The two sides have never reached an agreement on this issue. Even when teachers managed to get class size, composition, and minimum ratios for specialists into contract in 1998, it was the result of a deal negotiated directly between the NDP government and the BCTF. But it had to be imposed on school boards because they refused to ratify it. In 2002, when the Liberals stripped this language from contracts, the fight was renewed, and for more than a decade, court action between the BCTF and the government has ensued. The government is now appealing the court’s most recent finding that they acted unconstitutionally when they wiped out these guarantees.

So, who is right? Should learning conditions be set in contract or not?

From my vantage point as a teacher, I have seen first-hand what happens when these conditions are not in contract.

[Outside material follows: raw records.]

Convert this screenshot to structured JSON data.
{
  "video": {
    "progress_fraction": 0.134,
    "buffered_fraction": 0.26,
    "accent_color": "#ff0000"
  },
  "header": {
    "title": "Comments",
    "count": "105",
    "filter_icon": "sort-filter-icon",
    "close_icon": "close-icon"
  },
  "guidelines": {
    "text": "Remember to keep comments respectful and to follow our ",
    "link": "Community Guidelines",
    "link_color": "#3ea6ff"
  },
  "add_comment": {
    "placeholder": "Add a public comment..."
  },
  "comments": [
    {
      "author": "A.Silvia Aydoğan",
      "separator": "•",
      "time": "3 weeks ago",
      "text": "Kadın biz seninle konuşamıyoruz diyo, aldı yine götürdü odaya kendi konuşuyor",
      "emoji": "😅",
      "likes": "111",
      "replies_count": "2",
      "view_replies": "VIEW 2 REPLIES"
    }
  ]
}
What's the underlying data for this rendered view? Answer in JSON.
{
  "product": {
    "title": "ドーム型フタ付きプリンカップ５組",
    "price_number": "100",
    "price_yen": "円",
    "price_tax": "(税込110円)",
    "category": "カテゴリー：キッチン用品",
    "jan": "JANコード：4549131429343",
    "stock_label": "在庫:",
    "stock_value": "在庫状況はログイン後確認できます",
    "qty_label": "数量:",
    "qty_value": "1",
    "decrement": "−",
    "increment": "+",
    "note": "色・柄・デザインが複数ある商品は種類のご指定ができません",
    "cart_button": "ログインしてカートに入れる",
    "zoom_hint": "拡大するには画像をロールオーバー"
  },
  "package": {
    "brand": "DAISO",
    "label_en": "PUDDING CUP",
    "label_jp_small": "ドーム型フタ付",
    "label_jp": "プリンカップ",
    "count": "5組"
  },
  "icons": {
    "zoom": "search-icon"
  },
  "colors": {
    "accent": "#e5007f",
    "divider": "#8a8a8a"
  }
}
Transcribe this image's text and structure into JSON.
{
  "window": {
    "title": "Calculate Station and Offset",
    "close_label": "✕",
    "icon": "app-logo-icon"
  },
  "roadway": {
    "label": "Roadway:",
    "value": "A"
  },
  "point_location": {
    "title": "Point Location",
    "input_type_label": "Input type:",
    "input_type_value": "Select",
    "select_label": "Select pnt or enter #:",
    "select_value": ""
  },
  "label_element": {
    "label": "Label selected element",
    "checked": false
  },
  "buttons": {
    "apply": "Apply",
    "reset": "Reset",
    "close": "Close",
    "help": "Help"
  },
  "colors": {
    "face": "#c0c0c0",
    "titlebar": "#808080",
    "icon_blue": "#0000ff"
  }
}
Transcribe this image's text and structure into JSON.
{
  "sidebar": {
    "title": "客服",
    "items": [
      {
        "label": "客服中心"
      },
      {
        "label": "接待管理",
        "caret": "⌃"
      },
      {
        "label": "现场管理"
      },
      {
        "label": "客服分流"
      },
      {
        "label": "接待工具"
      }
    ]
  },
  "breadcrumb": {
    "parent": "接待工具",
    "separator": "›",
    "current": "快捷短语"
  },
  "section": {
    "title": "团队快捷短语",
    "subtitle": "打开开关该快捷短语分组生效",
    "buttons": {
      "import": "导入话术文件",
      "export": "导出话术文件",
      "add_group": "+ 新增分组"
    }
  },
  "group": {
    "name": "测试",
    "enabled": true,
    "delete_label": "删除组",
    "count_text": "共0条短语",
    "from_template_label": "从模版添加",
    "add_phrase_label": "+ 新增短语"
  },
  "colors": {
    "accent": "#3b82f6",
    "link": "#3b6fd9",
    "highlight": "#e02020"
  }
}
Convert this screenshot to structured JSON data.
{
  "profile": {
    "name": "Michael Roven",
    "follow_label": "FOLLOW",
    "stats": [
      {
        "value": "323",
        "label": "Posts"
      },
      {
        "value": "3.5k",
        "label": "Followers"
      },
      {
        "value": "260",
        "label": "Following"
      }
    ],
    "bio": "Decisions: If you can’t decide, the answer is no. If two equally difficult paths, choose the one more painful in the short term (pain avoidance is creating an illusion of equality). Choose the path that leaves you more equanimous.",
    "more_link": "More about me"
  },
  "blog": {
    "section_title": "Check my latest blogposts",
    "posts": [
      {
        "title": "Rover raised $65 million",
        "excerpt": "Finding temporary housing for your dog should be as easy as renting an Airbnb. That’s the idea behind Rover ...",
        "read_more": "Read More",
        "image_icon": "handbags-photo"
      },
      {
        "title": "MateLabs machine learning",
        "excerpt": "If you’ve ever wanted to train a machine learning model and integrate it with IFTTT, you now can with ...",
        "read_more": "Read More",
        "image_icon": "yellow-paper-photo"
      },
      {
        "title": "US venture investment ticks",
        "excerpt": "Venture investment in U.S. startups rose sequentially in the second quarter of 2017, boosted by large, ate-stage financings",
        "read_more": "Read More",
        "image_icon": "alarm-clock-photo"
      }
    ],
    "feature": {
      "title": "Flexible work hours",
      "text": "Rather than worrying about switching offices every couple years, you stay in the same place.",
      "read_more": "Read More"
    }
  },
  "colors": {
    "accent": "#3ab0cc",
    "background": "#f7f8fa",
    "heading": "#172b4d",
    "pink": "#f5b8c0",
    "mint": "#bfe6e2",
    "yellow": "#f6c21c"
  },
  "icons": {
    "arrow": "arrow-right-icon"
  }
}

In an era of underfunding, well-meaning, dedicated school board trustees like those who serve our communities in the Vernon School District end up approving budgets built by intelligent, and compassionate district administrators, even though everyone involved with schools knows that these budgets do not meet the needs of students.

Budgets like these cut teacher-librarian time when we are trying to improve literacy rates, they reduce school counsellor time when kids are facing more challenges than ever, they reduce support for fine arts and athletics when it is often these “frills” that attach many students to their schools, and they cut special education teachers who work with kids with diagnosed and undiagnosed learning challenges.

They force class building decisions that jam 30 or more students into shops, science labs and home ec rooms that are designed to safely and effectively house only 24 students (the limit that used to exist in contract for these classes).

Finally, grossly inadequate budgets like the one that was passed most recently, force school principals to put three, four, five or more special needs students in the same class (the stripped contract language set the limit at two) at a time when the number of the certified educational assistants who support these kids’ inclusion has been drastically reduced.

This is why, for two decades, teachers have fought to get learning conditions language in contract. It’s what guarantees the funding to adequately support kids.

And, most importantly, it’s why we need everyone – students, PACs, principals associations, trustees and members of the public – to support teachers’ efforts to get these guarantees for our students back in contract.